When applying for dual citizenship “in country,” this proof of residency is an important part of the process. They want proof that we’re staying here, which required signing a lease and getting my name on that doorbell.
House Arrest
It’s very important to be home when the police drop by. But you don’t know when it will be. “Sometime within 45 days.” Really? That’s worse than leaving a whole day open for the Comcast guy. I mean, I can’t leave my home Monday through Friday from 10am to 4pm for… weeks? This was my house arrest. In a barely furnished, not super livable apartment, I might add.
Thank god for Netflix.
At Last. The Doorbell Rings!
Our building has a buzzer on it that could wake the dead. You can literally be staring at the phone to ring someone in, knowing it’s about to buzz, and it buzzes, and it will scare the living shit out of you.
But on this day, when the terrible buzzer buzzed, it was the police coming for a visit. Half fear (um, Italian police in my house?… flashbacks to college), half rejoicing for my house arrest to finally be over. It was only ten days before he arrived, but still.

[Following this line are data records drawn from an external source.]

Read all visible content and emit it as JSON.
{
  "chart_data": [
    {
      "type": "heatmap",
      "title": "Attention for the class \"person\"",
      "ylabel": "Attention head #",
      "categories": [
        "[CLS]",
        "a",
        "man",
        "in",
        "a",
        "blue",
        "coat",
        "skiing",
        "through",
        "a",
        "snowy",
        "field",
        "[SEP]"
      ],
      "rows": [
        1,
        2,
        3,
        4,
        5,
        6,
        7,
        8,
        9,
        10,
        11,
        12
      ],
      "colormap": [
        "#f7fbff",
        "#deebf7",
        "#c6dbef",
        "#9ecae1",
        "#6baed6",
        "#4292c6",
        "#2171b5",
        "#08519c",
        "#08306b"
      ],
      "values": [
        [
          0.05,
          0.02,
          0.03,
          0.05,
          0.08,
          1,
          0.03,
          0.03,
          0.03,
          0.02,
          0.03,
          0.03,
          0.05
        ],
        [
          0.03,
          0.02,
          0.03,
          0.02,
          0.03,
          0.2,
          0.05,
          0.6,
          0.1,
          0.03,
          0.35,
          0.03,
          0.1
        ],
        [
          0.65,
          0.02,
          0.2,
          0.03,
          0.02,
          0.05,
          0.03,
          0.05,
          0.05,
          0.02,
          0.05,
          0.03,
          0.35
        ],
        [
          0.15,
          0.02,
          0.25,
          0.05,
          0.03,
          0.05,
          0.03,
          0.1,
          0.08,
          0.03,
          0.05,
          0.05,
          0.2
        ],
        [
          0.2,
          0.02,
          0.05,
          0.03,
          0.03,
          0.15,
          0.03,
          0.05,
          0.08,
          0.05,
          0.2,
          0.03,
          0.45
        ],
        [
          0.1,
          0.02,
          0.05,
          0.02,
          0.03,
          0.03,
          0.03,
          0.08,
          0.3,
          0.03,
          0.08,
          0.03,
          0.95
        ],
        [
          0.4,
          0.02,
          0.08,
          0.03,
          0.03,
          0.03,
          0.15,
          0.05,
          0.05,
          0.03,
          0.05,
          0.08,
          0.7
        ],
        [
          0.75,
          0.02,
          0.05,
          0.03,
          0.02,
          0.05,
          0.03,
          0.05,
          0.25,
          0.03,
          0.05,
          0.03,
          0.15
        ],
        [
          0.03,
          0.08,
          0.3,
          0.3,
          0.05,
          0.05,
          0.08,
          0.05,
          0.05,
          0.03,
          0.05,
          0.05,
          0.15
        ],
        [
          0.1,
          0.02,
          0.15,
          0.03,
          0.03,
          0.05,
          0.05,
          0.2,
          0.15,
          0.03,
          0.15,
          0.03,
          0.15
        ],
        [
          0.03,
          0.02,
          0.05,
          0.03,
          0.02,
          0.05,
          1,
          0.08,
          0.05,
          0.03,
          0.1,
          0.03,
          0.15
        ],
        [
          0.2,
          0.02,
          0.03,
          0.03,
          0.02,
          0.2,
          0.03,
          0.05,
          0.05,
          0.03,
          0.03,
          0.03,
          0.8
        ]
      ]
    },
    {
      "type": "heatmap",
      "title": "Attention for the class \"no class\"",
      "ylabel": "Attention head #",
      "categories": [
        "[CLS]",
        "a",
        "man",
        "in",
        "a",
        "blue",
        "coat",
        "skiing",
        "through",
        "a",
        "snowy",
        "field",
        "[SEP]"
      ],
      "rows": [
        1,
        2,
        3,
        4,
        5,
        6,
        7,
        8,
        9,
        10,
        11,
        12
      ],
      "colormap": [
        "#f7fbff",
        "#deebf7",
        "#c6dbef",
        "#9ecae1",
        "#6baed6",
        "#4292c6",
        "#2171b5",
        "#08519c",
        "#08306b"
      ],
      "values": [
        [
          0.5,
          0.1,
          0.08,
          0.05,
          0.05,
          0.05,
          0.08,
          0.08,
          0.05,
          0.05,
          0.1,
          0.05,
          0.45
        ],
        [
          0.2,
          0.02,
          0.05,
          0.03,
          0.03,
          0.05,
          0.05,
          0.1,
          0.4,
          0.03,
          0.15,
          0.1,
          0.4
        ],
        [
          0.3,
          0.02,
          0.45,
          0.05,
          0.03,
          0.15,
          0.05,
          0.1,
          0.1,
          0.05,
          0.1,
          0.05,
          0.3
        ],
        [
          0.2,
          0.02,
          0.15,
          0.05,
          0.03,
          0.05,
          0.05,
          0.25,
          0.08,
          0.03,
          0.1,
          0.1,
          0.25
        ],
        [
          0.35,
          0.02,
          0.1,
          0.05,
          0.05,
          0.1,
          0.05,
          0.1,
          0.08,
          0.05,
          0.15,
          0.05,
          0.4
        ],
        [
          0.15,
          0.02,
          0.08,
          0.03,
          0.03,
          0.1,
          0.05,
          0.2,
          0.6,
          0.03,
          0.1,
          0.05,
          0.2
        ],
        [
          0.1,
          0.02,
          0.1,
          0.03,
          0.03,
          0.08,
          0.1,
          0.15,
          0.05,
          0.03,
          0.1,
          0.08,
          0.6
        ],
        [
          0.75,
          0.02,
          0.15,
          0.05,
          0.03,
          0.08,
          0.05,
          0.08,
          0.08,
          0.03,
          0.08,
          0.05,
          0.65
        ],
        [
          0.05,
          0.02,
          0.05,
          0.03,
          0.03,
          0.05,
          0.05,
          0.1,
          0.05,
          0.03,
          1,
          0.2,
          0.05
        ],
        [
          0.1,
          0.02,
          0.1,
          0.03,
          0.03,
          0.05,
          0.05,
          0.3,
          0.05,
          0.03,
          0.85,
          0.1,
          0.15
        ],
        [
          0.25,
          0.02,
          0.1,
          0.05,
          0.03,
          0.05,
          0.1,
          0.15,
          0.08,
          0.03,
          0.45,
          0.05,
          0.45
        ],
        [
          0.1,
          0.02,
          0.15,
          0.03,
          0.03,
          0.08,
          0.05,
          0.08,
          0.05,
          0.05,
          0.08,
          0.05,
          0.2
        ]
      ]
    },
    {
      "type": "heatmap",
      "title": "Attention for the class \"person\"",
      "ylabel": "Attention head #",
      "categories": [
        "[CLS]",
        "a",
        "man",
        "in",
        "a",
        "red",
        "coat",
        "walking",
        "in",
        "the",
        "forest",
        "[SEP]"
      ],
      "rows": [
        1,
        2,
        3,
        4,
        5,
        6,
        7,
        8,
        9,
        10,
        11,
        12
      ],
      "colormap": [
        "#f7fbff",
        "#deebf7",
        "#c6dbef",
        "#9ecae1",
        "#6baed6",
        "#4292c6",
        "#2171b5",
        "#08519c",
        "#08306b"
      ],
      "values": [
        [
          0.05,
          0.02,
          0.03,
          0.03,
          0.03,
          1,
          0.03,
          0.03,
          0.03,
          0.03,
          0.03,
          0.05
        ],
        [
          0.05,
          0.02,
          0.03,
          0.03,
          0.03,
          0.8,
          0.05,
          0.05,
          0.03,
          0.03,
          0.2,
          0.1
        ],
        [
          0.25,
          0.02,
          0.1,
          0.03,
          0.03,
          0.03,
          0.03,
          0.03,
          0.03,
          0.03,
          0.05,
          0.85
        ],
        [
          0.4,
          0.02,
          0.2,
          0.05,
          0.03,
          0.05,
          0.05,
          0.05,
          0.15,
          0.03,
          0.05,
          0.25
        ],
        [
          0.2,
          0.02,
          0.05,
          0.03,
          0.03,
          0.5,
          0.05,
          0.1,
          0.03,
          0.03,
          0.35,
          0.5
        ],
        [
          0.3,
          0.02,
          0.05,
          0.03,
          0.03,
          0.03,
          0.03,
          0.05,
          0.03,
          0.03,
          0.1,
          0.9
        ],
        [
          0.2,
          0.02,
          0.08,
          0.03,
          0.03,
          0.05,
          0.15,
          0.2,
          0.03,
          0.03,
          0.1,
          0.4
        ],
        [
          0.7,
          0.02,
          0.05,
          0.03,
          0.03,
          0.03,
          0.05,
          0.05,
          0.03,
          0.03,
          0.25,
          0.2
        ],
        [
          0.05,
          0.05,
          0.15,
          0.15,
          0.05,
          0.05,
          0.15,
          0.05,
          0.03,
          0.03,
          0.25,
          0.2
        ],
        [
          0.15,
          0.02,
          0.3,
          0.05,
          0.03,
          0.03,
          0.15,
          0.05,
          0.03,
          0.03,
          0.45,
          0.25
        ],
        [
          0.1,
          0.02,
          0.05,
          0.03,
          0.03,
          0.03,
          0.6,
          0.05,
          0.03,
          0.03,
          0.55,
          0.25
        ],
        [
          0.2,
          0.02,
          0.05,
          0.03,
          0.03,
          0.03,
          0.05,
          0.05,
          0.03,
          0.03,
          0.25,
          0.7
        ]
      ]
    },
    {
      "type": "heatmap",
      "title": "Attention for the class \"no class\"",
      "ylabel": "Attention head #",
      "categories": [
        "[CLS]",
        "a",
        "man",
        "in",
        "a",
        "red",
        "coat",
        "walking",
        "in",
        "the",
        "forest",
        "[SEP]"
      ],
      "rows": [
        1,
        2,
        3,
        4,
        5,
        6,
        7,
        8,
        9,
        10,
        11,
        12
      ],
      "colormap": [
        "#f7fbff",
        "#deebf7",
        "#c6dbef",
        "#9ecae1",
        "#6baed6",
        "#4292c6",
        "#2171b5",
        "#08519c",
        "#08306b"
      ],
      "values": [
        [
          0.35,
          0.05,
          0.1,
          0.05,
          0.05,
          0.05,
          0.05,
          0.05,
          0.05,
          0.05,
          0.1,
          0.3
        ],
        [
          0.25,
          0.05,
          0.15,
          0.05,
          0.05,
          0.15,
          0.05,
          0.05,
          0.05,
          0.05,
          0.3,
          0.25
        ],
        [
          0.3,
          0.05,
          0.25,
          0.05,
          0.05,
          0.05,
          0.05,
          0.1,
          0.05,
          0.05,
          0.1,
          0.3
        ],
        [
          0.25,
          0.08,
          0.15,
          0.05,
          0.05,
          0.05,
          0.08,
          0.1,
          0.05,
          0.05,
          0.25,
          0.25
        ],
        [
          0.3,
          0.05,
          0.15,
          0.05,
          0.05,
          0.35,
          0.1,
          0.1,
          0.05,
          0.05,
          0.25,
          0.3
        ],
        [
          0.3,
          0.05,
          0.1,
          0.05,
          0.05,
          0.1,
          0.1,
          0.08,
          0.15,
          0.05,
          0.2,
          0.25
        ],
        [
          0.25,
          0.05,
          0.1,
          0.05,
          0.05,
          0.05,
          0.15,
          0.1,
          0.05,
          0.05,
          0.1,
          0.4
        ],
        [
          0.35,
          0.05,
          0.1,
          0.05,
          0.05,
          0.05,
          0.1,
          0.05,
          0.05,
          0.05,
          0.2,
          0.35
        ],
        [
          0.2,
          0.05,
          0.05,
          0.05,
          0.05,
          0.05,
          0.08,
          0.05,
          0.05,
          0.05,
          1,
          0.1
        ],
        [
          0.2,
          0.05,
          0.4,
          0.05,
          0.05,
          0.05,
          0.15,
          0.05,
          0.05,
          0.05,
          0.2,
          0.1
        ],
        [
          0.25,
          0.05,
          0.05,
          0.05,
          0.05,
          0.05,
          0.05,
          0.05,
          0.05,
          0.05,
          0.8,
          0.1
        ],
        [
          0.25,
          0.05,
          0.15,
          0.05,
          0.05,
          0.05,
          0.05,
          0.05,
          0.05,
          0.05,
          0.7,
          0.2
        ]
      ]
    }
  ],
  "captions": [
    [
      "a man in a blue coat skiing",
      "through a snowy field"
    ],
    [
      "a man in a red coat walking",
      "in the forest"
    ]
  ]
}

We had been told to make sure our place “looked like we lived in it.” Huh?
We’ve been traveling and living out of suitcases for a year, and hadn’t had time or desire to acquire much since arriving in Rovigo. Except a sponge and a clothes drying rack. Ah yes, make sure to put those out where the police can see those. That will certainly prove that our residency is not just some non-consulate-citizenship-seeking sham residency.
Sponge with tiny food fragments on edge of sink: check.
Drying rack with damp droopy socks: check.
I was ready.
My Italian mother told me to have a plate of biscotti (cookies) out for him, and to offer him coffee, but frankly I was too scared. Not to mention, I hadn’t mastered the Moka pot found in all Italian homes.
The policeman entered our apartment.
He was very polite and spoke almost no English. He asked a couple of questions which I pretty much didn’t understand, but mostly just had us sign some papers.
The policeman never once looked at our sponge or drying rack.
Then, with a cheerful “arrivederci,” he left.
Two days later, we saw him in civilian clothes walking along the Popolo (the main street downtown) in the late afternoon. I don’t know if he recognized us, but if so, our taking a passeggiata (evening stroll) along the Popolo was about as much proof as one could ever offer that we were, indeed, residents of Rovigo.
He has not returned to re-check on us. Yet.